When love exists, it does so with or without cathexis and with or without a loving feeling, although it is easier, indeed fun, to love with cathexis and the feeling of love. It is in the fulfilment of love without cathexis or feeling that genuine love transcends simple cathexis. The key word in the definition of love is "will", the will to extend oneself for the purpose of nurturing one's own or another's spiritual growth. This love is volitional rather than emotional.

Our feelings of love may be unbounded but our capacity for loving is limited. We must therefore choose on whom we will focus our capacity to love, and towards whom we will direct our will to love. True love is not a feeling by which we are overwhelmed, it is a committed, thoughtful decision.
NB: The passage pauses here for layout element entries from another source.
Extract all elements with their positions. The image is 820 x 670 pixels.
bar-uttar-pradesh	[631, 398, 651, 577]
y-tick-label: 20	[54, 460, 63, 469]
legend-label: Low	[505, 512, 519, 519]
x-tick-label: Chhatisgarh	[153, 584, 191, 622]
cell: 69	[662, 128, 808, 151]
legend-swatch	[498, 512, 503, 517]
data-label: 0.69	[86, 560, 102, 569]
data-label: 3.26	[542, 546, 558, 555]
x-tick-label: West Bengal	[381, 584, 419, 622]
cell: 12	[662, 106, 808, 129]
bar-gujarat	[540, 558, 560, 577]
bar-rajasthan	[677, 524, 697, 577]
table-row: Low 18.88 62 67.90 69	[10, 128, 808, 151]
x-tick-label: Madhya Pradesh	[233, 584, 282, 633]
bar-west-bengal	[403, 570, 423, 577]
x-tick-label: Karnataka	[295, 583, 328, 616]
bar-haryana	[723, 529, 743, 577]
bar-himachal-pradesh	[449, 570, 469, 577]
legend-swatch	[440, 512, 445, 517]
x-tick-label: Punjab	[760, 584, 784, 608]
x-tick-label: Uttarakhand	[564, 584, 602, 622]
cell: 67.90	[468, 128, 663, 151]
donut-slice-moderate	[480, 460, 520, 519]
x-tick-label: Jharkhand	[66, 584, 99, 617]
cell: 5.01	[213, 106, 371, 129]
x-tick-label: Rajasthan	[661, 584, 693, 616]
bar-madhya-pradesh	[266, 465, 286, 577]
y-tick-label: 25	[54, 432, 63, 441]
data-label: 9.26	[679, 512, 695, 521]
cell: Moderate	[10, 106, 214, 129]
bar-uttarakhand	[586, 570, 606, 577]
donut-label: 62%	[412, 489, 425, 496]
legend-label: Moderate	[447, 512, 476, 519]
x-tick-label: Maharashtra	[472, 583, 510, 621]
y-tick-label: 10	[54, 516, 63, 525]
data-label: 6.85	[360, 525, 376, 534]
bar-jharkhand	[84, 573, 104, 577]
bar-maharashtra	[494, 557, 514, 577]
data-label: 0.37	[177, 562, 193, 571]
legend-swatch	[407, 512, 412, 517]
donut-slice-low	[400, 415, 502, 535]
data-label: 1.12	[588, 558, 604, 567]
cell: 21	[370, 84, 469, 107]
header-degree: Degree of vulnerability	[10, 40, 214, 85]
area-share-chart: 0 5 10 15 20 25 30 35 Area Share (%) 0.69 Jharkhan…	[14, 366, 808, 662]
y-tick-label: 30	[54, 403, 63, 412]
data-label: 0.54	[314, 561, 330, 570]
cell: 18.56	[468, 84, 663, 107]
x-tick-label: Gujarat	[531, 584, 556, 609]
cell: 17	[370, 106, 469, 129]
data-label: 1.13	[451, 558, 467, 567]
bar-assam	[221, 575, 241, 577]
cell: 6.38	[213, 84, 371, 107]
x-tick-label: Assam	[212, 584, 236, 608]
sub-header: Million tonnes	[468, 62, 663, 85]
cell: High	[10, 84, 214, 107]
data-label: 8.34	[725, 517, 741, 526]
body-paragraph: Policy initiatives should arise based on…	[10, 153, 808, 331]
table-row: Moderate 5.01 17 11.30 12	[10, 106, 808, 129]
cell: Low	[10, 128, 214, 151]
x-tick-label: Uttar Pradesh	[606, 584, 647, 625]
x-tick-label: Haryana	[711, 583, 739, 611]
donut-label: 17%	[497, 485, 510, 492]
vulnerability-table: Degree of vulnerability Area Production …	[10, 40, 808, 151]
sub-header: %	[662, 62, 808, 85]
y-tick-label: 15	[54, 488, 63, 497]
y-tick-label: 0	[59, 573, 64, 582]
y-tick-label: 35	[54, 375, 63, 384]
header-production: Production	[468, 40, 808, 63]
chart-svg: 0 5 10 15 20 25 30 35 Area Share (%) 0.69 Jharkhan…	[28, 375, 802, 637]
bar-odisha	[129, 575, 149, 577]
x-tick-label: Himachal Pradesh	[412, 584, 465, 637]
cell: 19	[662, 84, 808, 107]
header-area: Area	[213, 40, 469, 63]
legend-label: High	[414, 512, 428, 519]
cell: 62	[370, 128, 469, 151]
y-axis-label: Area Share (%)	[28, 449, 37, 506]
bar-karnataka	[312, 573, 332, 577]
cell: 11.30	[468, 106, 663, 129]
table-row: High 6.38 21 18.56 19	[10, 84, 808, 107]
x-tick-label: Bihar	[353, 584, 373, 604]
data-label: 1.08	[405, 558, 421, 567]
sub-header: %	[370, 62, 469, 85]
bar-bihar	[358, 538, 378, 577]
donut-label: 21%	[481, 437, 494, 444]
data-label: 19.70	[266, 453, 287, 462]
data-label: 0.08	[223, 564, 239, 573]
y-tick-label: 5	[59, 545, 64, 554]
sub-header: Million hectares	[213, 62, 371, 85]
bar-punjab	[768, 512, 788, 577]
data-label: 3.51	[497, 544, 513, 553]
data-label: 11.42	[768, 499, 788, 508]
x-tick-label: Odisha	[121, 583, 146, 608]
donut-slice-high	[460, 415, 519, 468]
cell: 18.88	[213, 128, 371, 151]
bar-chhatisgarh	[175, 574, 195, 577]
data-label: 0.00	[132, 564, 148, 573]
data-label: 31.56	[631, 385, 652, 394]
The tendency to confuse love with the feeling of love allows us to deceive ourselves. There may be a self-serving tendency here; it is easy and pleasurable to find evidence of love in one's feelings. It may be difficult and painful to search for evidence of love in one's action. But, because true love is an act of will that often transcends feelings of love or cathexis, it is true to say, "Love is as love does".

Exploration and Discussion

1. "We are meant to love people and use things, not love things and use people"
Reinhold Niebuhr.
Consider this statement as it applies in your life. What changes would you like to make to your significant personal relationships?

2. Dependency:

(a) What do you like about depending on others?

(b) What do you dislike about being dependent?

(c) What do you like about having others dependent on you?

(d) What do you dislike about having others dependent on you?

3. What are some legitimate dependency needs and what are some legitimate ways of getting them met?

4. Love is defined as being an extension of the "will". Surely, feelings simply "are". Can love be willed? Can we make a decision to like someone?

5. "Love is as love does." What loving have you done recently?